Omelia 24 marzo 2007
Gv 8,1-11 L’adultera
In questa domenica di passione leggiamo uno dei brani del vangelo più commentati, più conosciuti e amati. Per me è una prova evidente che Gesù è pienamente uomo e Dio! Quante volte abbiamo ripensato a quei gesti e a quelle parole di Gesù all’adultera. Non so se sapete che c’è un piccolo giallo su questo testo perché alcuni codici importanti non lo riportano e alcuni pensano che non sia di Giovanni ma di Luca , quasi una versione al femminile della parabola del Padre misericordioso della scorsa domenica. Addirittura si è scomodato il concilio di Trento per dire che dobbiamo considerarlo pienamente ispirato.
Io lo trovo in profonda sintonia anche con il Vangelo di Giovanni e con il luogo in cui è stato posto.
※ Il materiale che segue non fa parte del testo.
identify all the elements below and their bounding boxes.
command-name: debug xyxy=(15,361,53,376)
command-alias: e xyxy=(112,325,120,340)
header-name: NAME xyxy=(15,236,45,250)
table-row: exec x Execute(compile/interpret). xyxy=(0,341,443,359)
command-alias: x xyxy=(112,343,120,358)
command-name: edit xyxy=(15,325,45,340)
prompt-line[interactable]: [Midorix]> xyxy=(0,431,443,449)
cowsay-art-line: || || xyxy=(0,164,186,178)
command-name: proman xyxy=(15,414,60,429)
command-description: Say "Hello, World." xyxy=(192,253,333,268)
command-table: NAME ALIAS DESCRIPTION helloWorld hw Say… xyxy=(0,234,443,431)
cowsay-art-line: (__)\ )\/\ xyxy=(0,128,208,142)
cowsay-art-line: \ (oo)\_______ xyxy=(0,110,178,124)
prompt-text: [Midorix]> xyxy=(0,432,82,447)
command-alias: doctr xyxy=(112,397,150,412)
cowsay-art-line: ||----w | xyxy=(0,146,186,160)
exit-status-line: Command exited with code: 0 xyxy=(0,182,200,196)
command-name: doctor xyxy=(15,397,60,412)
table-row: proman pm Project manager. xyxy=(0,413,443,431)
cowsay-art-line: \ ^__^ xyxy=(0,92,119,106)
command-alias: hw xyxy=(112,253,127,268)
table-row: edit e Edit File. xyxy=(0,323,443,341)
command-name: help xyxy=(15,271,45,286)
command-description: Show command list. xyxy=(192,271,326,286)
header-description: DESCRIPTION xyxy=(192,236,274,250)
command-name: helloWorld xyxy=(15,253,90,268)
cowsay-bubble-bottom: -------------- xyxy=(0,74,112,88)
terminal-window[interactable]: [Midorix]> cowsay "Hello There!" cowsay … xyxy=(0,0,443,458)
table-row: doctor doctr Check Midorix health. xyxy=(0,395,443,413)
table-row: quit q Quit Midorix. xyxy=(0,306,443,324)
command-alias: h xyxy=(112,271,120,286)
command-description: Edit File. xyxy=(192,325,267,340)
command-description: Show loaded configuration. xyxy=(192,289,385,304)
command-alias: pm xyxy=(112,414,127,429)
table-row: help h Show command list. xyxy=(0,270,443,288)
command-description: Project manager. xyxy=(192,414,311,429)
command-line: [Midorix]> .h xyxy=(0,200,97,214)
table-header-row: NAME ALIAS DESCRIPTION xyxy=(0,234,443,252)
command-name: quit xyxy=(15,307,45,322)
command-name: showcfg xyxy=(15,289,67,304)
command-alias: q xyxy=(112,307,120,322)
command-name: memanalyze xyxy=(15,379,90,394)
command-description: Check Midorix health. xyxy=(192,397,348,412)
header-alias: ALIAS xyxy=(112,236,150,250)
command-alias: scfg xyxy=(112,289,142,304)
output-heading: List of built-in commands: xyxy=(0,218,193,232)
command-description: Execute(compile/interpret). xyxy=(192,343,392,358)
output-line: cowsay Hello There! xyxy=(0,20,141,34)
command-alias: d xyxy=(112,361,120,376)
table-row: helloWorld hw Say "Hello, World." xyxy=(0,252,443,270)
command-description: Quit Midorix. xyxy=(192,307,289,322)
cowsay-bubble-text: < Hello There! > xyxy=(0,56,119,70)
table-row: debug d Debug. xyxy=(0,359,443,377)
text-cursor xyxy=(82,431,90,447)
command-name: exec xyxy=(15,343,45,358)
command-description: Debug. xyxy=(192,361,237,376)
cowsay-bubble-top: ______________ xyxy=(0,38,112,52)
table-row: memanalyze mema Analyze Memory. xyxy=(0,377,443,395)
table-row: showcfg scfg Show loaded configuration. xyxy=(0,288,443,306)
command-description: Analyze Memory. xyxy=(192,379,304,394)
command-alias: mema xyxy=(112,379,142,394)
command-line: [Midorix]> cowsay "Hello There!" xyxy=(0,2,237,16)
Mi sono convinto che quell’adultera, quella donna. rappresenta tutti noi, la Chiesa. Noi siamo la sposa del Cristo ma una sposa sovente sorpresa in flagrante adulterio. Me ne sono convinto anche dal fatto che Gesù la chiama donna, con quella stessa dolcezza con cui all’inizio e alla fine del Vangelo di Giovanni ,che leggeremo il prossimo venerdì santo, Gesù chiama sua madre.
Certamente Maria è l’immagine perfetta e pulita della Chiesa come ci ricorda il Concilio, ma i profeti spesso parlano di una donna adultera e peccatrice per parlare del popolo di Dio. In modo particolare il profeta Ezechiele paragona il popolo di Dio a una donna . “Io ti ho preso, ti ho dato la mia fedeltà, il mio amore e tu mi hai tradito, sarei tentato di buttarti e di lapidarti” dice proprio così “ma ti riaccoglierò con immenso amore”.
Se la donna adultera è la Chiesa, chi sono gli scribi e farisei? Sono una parte di noi, una parte della Chiesa. È una dimensione di Chiesa che c’è dentro di noi.
Quei cristiani che pensano che non si possa conciliare legge e Vangelo, verità e carità, obbedienza ai comandamenti e infinita misericordia di Dio. Allora si pensa di declassare il peccato, di non chiamarlo con il suo nome o di renderlo di fatto irrilevante. Non si discute in via di principio ma di fatto peccato e misericordia non stanno insieme. Forse in buona fede o forse no. Per questo il Signore ha voluto prendere quella pausa di riflessione scrivendo col dito sulla pietra mentre gli altri puntano il dito e le pietre contro la donna. Anche nella chiesa di oggi è facile puntare il dito: possono essere i giovani verso i grandi, i preti verso i laici, i laici verso i preti, una Chiesa di base verso i pastori più alti; puntare il dito e dire “come la mettiamo, c’è questo peccato”.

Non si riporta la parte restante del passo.